September 17, 2019 –Today, in recognition of National Recovery Month, the Alliance for Addiction Payment Reform (Alliance) announced demonstration pilots for the Addiction Recovery Medical Home - Alternative Payment Model (ARMH-APM) and a new consensus episode of care definition aimed to improve long-term outcomes for addiction treatment and recovery. The work represents collaborative efforts between the Alliance and payer and provider partners in Connecticut, Kentucky, North Carolina, Tennessee, Texas, and Washington D.C. to advance value-based payment demonstration efforts that will save lives, focus on improving outcomes, and reduce health costs.
“Transforming the delivery of addiction treatment and recovery services in America is going to take visionary leadership from all sectors of health care,” said Greg Williams, manager of the Alliance for Addiction Payment Reform from Third Horizon Strategies and a person in long-term recovery from addiction. “No longer can we afford to try the same thing over and over and expect different results. Today, this group of health care organizations is taking revolutionary steps forward to solve for the perverse incentives that have led to persistent network adequacy failures and fragmented services for the over 20 million individuals suffering from substance use disorders and their families.”
Addiction treatment has historically largely been delivered only in acute care settings which are inherently more expensive and have minimal ability to achieve quality outcomes when utilized in isolation, as opposed to a chronic care model designed to create long-term sustainable recovery outcomes.
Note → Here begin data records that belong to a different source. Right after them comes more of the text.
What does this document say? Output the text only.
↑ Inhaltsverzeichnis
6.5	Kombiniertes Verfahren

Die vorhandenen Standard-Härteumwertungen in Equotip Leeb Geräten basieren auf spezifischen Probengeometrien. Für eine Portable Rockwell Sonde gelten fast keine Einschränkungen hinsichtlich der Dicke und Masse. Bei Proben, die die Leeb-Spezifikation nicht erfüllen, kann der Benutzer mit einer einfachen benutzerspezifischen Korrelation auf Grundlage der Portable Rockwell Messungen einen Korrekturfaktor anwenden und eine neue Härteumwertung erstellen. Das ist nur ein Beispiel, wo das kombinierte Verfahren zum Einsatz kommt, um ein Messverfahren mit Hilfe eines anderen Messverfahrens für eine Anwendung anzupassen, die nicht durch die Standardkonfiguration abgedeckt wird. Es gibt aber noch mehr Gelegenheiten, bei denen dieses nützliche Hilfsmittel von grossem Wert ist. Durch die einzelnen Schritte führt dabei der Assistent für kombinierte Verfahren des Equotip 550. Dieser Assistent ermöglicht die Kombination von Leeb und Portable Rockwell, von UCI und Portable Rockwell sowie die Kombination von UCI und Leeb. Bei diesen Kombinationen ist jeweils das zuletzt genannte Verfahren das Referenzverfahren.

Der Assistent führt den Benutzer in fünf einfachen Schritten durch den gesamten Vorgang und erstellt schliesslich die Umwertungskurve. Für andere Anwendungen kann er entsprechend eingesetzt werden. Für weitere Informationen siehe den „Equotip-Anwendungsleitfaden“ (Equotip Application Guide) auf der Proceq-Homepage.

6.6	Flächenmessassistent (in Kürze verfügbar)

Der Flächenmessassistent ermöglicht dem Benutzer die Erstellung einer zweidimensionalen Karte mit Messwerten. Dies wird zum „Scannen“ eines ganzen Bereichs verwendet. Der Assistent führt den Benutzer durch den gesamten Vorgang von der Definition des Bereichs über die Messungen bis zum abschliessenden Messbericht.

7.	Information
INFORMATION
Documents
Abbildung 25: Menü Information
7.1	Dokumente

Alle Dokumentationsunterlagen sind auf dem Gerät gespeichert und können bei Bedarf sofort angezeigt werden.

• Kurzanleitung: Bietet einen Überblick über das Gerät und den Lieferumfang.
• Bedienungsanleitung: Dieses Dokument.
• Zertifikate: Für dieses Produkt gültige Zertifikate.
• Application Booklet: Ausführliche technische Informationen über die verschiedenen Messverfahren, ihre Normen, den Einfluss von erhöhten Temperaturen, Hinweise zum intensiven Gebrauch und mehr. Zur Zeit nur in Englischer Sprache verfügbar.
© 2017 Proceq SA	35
The ARMH-APM framework establishes a broad continuum of care ranging from emergent and stabilizing acute-care settings linking with community-based services and recovery supports that are essential to supporting individuals’ needs in a chronic disease management approach.
“Overdoses have risen to become the leading cause of accidental death for those under 50, while alcohol-related deaths still out-pace those from opioids with far less public attention paid to that substance,” said David Smith, a lead architect of the ARMH-APM and founder of Third Horizon Strategies. “The Addiction Recovery Medical Home Alternative Payment Model promotes improved integration of comprehensive substance use treatment and recovery support services with corresponding financial incentives that benefit all stakeholders when the individual is engaged with an integrated care team.”
The Alliance’s current work is built on the foundational effort convened by Leavitt Partners, Facing Addiction with NCADD, and Third Horizon Strategies to develop an APM that could be scaled and advanced through interested parties. In September 2018, the Alliance published the ARMH-APM white paper. Today, the Alliance is releasing an important update to this foundational document that includes a new comprehensive bundle definition prepared in collaboration with Remedy for health care stakeholders who desire to implement the model.
“An episode of care-based model for addiction recovery creates a wholesale, top-to-bottom reordering of the way health care is delivered, measured and paid for,” said François de Brantes, Senior Vice President of commercial business lines for Remedy.
In addition to ARMH-APM specific pilot projects, the Alliance is proud to be collaborating with organizations that have adopted general principles of the ARMH and are operationalizing related value-based payment models for addiction treatment and recovery services.
“We launched Eleanor Health as the first addiction treatment organization developed for value-based care and have been guided by the important work of Alliance for Addiction Payment Reform,” said Corbin Petro CEO and Co-Founder of Eleanor Health. “We are committed to supporting individuals with substance use disorder from a chronic disease management framework and being reimbursed by payer partners accordingly by producing long-term measurable positive health outcomes.”
The Alliance intends to continue supporting the ARMH-APM in additional demonstration markets in 2019 and beyond. A research methodology is being developed to study the effects of value-based models when compared to fee-for-service models of care and to study correlations between specific model tenets and the corresponding outputs.
“As health care increasingly moves towards value-based reimbursement strategies, the Addiction Recovery Medical Home Alternative Payment Model provides a promising learning opportunity for a condition that historically has been left out of most payment innovation efforts,” said Dr. Mark McClellan founding Director of the Duke-Margolis Center for Health Policy at Duke University and Former Administrator of the Centers for Medicare & Medicaid Services. “What we can learn from these important pilots will help to inform the future of care delivery for addiction and co-occurring mental health disorders.”